Not quite in one go, had to waste some wire with this one. Much harder to do, especially on the Lemo as it doesn't fit in the post holes and had to wrap around the screw, but TOTALLY worth the effort. Flavor and vapor production was AWESOME!






Still experimenting in keeping the resistance low, but hey, I'm having so much fun building my own coils!

Next up I'm either trying a fused clapton (will need to get higher than 30g tho) or maybe a zipper coil. More posts soon!

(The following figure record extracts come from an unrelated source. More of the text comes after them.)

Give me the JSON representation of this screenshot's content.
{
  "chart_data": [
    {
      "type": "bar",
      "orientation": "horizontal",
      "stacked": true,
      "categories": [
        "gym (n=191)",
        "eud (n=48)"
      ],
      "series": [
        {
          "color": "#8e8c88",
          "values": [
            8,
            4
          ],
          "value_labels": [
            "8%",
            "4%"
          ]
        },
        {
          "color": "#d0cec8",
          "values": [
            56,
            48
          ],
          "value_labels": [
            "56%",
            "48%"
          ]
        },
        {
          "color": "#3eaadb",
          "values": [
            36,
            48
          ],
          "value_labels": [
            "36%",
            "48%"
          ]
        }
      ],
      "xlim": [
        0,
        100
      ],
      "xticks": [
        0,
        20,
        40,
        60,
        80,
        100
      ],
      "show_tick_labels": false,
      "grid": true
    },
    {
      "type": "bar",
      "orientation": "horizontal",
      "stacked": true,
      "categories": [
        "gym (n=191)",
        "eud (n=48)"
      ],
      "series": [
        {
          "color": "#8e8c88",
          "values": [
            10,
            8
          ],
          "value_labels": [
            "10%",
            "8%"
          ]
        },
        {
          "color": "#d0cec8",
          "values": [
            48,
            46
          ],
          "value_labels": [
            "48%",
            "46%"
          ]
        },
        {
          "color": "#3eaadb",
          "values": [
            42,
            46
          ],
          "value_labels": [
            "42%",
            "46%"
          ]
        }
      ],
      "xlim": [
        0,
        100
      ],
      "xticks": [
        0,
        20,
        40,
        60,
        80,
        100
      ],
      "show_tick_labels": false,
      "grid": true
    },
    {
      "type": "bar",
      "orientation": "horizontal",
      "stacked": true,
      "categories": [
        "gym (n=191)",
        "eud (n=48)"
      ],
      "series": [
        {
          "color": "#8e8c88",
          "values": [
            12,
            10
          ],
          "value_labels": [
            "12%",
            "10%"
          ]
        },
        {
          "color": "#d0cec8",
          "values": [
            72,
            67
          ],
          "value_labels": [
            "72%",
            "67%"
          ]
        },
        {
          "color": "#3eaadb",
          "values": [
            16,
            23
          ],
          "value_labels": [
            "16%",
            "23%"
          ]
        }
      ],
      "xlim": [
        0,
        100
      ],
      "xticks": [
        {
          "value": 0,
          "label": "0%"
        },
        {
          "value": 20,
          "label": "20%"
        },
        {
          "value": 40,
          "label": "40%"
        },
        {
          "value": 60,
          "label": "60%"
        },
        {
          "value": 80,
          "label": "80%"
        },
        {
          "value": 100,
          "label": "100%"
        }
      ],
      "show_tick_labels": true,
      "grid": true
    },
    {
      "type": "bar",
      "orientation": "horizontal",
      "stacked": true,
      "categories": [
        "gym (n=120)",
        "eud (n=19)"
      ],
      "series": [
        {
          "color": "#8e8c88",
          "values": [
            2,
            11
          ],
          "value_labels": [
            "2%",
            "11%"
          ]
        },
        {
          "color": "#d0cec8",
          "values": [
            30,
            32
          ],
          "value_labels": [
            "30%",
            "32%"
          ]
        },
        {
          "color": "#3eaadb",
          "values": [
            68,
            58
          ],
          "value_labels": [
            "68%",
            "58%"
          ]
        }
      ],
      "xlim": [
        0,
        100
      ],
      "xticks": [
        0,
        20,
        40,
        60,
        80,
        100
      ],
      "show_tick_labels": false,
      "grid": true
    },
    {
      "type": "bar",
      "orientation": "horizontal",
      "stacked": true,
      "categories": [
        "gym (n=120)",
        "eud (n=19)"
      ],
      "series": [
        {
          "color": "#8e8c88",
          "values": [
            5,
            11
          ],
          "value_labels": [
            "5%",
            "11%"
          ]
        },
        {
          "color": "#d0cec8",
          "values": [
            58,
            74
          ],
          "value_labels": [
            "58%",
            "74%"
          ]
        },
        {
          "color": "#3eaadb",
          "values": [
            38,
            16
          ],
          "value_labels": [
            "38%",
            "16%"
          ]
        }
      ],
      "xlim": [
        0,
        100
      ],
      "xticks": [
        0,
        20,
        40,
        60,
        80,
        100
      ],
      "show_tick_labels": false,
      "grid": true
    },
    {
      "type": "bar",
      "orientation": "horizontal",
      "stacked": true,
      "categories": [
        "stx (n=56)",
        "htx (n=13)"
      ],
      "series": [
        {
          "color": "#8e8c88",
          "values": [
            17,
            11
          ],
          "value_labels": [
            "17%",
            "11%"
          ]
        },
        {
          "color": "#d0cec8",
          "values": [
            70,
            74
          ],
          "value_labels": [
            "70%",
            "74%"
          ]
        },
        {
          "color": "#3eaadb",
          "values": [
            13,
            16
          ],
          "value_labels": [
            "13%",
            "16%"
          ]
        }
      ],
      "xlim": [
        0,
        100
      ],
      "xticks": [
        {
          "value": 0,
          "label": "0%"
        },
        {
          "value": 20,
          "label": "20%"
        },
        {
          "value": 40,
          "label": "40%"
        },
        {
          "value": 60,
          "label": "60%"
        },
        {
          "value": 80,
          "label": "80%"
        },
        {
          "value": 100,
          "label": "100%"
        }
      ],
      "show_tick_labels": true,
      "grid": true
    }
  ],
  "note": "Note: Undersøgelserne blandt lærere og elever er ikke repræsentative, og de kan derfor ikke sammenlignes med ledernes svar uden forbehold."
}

Reactions: Like 7 | Winner 4


----------



## Silver

Great coils and thanks for sharing the photos @Hazy_Jack


----------



## kelly22

Brilliant


----------



## 3FVape

Nice. Thanks your shares


----------



## GerritVisagie

My very first "advanced" coil build. 
0.2 ohm, 
Triple kanthal, twisted




Sent from my iPhone using Tapatalk

Reactions: Like 2


----------



## incredible_hullk

Stunning coil porn right there...agree on the 0.69 claptons...I run them on the limitless rdta and the flavour is awesome


----------



## GerritVisagie

I'd like to get some 30ga at VapeCon, then I'll try these again but @0.5 ohm. 

Digging those claptons man. Very nice


Sent from my iPhone using Tapatalk


----------



## Deadz

My first try at a Verti braid. 28gauge - 3 Loop braid. 







Sent from my SM-N910F using Tapatalk

Reactions: Like 3


----------



## Imtiaaz

Deadz said:


> My first try at a Verti braid. 28gauge - 3 Loop braid.
> 
> 
> 
> 
> 
> 
> Sent from my SM-N910F using Tapatalk



Damn that's nice @Deadz

Reactions: Like 1


----------



## GerritVisagie

Wow, very nice!


Sent from my iPhone using Tapatalk

Reactions: Like 1


----------



## Andre

GerritVisagie said:


> My very first "advanced" coil build.
> 0.2 ohm,
> Triple kanthal, twisted
> View attachment 64905


Great coiling. I would go into a cold sweat at 0.2 ohms.


GerritVisagie said:


> I'd like to get some 30ga at VapeCon, then I'll try these again but @0.5 ohm.


Now at that resistance I am chilling out!

Reactions: Like 1


----------



## Andre

Deadz said:


> My first try at a Verti braid. 28gauge - 3 Loop braid.
> 
> 
> 
> 
> 
> 
> Sent from my SM-N910F using Tapatalk


That could not have been an easy job. Well done.

Reactions: Like 1


----------



## GerritVisagie

Andre said:


> Great coiling. I would go into a cold sweat at 0.2 ohms.
> 
> Now at that resistance I am chilling out!



Yeah. The O.3mg juice makes my head spin if I chain it!


Sent from my iPhone using Tapatalk


----------



## Deadz

Imtiaaz said:


> Damn that's nice @Deadz





GerritVisagie said:


> Wow, very nice!






Andre said:


> That could not have been an easy job. Well done.



Thanks Guys


----------



## Huffapuff

My first attempt at a parallel build, a bit scruffy as I struggled to align the coils over the airflow. Not sure if it qualifies as an advanced build - but it was challenging for me 

3mm ID, 7 wraps SS316L coming in at 0.17ohms.

Reactions: Like 2


----------



## GerritVisagie

It glows pretty!
I like it, well done!


Sent from my iPhone using Tapatalk


----------



## Mark121m

Really looks good.
I buy pre-made rolls of Clapton I can't make them

Sent from my SM-G930F using Tapatalk


----------